Chess players: familiar to all as the Chess Challenger, etc. A lot of progress from big programs: Belle in 1983 got US Master status; Deep Thought in 1989 got a US Chess Federation rating of 2500, aspiring Grand Master status. See article on Computer Chess in the Encyclopaedia of AI.
Backgammon: Hans Berliner's program defeated the world champion Villa in 1979. There have been a lot of improvements since. See Computer Backgammon by Berliner, in the June 1980 Scientific American.
Go: more intelligent than chess programs. The latter rely on brute-force search and fast computers. Most chess programs search the tree of possible moves to five or six levels deep. Eventually, the branching factor will overwhelm them: an example of combinatorial explosion. But Go has many more possible alternative moves from any position - perhaps 150-200 options as against 25 for typical mid-game chess. So Go programs can only search one level deep. This means that they must consider alternative moves, and evaluate each in terms of global strategy. Hence - say many Go players - a successful Go program will probably ``see'' the board in terms of eyes and other patterns, and react to these as an expert would.
As Berliner points out, the same applies to backgammon, and his article is a nice introduction to the subject of intelligent searching.
So how do humans play games? Concerns AI-as-engineering because game-playing machines sell (and the methods might apply to other kinds of problem); concerns AI-as-psychology just for the intrinsic interest of knowing the mechanism.
De Groot: one of the earliest to ask this question. Chess masters and weaker players differ in performance - what's the difference in mechanism? Difference in search methods perhaps: depth of search, or number of alternatives considered for each move? Experimental evidence suggests not: de Groot found these the same for masters and weaker players.

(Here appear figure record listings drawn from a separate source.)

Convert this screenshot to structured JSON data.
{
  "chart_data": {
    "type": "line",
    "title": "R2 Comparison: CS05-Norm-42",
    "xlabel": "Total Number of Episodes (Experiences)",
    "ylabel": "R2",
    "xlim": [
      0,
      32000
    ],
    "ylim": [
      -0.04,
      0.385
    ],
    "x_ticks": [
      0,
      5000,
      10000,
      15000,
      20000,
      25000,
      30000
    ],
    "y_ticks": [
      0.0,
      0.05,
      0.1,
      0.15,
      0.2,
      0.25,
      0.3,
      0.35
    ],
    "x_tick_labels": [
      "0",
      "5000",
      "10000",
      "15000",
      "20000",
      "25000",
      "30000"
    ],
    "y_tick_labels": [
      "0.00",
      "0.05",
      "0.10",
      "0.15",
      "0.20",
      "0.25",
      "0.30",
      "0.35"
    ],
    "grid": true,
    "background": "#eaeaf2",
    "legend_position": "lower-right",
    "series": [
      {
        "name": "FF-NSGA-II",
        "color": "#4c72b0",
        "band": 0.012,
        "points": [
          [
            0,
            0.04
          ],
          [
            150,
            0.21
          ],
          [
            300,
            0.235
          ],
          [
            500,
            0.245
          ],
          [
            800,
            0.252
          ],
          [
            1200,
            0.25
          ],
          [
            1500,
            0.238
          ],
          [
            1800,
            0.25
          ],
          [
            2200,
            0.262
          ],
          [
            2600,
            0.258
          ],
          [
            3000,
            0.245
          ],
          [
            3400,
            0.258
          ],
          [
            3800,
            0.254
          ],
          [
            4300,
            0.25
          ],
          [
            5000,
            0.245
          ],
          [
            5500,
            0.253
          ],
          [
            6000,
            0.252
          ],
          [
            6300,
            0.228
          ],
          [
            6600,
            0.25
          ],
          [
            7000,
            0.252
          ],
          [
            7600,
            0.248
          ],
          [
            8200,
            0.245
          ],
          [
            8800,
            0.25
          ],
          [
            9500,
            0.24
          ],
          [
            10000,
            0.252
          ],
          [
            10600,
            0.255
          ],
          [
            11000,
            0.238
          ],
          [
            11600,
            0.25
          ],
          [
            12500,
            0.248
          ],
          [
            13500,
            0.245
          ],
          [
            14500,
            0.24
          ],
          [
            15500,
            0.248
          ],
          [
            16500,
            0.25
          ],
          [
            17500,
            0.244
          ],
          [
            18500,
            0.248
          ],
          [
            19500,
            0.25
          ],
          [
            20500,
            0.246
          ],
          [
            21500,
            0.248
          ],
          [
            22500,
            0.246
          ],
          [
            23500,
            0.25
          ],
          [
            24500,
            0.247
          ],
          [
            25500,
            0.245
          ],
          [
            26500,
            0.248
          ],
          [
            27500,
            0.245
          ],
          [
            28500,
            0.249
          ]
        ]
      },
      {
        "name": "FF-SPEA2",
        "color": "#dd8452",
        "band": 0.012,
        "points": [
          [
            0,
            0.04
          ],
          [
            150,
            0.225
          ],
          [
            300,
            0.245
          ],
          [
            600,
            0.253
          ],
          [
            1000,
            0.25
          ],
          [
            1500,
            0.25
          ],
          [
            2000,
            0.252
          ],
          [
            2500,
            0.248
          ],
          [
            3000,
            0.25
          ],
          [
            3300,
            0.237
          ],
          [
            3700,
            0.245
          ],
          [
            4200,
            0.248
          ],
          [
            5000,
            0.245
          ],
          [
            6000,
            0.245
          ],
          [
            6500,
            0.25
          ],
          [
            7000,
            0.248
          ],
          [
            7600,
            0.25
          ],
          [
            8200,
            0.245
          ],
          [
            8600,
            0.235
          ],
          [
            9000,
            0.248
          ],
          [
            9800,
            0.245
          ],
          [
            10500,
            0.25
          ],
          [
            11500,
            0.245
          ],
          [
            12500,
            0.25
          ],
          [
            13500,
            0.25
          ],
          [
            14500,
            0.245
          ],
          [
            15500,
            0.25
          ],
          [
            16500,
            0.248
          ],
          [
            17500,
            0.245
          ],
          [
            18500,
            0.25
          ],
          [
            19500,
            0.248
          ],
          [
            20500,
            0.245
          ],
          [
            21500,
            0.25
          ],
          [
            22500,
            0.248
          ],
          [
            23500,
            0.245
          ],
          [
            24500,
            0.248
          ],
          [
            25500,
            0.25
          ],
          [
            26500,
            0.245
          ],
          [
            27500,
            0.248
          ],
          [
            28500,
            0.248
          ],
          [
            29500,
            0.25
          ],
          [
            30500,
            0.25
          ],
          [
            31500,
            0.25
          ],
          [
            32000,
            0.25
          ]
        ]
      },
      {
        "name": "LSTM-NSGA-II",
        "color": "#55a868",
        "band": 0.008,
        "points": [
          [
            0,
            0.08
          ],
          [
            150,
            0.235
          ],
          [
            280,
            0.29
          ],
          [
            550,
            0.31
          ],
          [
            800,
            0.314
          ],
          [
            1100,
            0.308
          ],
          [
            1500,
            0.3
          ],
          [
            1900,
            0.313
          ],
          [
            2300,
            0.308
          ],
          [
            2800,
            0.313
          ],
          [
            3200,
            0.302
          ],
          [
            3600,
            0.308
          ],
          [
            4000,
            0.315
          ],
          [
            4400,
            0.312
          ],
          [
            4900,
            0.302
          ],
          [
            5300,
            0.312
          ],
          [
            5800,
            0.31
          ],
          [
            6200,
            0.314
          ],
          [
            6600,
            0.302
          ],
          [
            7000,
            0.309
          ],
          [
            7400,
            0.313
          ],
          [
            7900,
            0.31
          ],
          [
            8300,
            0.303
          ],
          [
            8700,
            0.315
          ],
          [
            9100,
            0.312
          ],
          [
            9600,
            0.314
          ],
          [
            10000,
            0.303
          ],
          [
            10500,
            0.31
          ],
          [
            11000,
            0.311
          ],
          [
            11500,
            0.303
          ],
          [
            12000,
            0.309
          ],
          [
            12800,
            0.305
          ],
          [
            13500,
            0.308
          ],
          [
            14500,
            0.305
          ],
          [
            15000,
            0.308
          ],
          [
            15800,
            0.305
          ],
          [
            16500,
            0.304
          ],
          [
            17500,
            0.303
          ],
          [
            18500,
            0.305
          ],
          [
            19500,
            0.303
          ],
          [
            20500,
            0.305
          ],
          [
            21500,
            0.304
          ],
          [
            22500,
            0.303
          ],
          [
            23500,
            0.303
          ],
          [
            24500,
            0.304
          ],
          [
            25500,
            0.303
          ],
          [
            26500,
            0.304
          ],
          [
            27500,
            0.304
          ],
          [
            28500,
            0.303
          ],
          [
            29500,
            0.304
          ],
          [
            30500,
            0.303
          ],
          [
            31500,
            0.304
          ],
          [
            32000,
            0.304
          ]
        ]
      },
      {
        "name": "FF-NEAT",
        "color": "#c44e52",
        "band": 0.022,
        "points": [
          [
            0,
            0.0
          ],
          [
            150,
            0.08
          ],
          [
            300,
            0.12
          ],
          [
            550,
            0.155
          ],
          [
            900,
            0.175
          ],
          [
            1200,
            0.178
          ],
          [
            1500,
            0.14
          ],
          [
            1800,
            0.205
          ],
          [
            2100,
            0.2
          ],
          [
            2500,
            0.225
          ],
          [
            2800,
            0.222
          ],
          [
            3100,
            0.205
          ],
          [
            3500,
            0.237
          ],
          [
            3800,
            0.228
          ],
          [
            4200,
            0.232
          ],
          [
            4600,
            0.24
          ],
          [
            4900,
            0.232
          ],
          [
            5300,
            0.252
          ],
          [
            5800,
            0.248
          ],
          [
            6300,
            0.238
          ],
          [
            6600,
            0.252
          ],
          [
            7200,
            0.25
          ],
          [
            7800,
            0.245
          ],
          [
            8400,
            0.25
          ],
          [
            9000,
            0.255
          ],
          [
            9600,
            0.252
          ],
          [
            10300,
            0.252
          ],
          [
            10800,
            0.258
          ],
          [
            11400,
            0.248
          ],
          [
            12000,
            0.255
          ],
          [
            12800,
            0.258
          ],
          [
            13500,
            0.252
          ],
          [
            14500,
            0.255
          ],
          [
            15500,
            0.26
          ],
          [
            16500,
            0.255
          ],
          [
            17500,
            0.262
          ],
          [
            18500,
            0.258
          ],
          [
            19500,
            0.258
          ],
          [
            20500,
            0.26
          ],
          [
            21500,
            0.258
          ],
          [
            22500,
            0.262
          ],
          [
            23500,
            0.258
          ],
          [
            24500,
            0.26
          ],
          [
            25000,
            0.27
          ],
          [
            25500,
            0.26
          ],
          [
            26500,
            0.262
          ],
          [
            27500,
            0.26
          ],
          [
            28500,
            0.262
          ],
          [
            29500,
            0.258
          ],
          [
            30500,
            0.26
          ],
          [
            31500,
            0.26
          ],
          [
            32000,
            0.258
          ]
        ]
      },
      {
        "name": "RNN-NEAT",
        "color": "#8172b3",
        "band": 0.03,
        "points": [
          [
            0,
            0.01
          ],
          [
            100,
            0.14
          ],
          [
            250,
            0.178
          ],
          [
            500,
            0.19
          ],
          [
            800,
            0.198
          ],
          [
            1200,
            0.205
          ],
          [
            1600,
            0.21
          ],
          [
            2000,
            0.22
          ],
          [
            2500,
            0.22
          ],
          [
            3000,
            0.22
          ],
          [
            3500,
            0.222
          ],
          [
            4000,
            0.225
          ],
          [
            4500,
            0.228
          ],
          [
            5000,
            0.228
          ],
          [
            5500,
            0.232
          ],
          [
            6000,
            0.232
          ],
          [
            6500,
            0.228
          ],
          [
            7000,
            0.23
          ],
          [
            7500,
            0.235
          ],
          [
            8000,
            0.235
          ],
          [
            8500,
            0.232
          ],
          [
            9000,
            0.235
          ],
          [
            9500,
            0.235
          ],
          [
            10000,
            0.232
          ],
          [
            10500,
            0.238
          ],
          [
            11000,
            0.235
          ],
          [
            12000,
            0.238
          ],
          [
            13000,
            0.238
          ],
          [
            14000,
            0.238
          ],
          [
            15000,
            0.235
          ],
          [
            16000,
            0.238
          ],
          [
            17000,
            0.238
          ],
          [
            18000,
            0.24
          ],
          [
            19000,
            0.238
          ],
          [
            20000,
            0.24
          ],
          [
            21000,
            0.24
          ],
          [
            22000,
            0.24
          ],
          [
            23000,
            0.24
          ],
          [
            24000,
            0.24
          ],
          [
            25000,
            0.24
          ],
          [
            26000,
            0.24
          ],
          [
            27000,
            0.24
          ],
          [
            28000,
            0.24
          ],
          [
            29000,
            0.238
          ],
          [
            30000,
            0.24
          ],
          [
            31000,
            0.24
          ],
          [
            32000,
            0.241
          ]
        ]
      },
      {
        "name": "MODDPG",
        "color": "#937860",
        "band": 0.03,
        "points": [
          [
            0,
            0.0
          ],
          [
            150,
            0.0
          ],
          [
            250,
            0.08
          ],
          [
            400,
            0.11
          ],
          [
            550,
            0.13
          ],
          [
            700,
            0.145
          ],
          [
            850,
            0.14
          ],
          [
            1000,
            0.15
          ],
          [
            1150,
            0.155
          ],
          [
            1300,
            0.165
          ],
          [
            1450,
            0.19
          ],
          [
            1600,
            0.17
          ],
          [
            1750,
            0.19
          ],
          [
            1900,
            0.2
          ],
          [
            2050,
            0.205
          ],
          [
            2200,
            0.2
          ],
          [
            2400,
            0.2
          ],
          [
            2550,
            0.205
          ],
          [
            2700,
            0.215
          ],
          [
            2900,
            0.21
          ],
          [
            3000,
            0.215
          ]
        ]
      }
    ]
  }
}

But although masters and weaker players consider the same number of moves, masters consider better moves! Also, masters are better at remembering (correct) chess positions. Instead of perceiving them as collections of individual pieces, they appear to work in larger chunks, such as pawn chains, castled-King positions. These units are probably strategically significant, and may serve to trigger suitable moves for further consideration. See article on Human Chess Skill by Neil Charness in Chess Skills in Man and Machine edited by Frey (2nd ed 1984; PSY KH:F 089).
Several important themes of AI arise from this:
How can an agent apply its knowledge to cut down the number of possibilities it must search through? What's the best way to store that knowledge? Can clever indexing methods reduce the time taken to find items?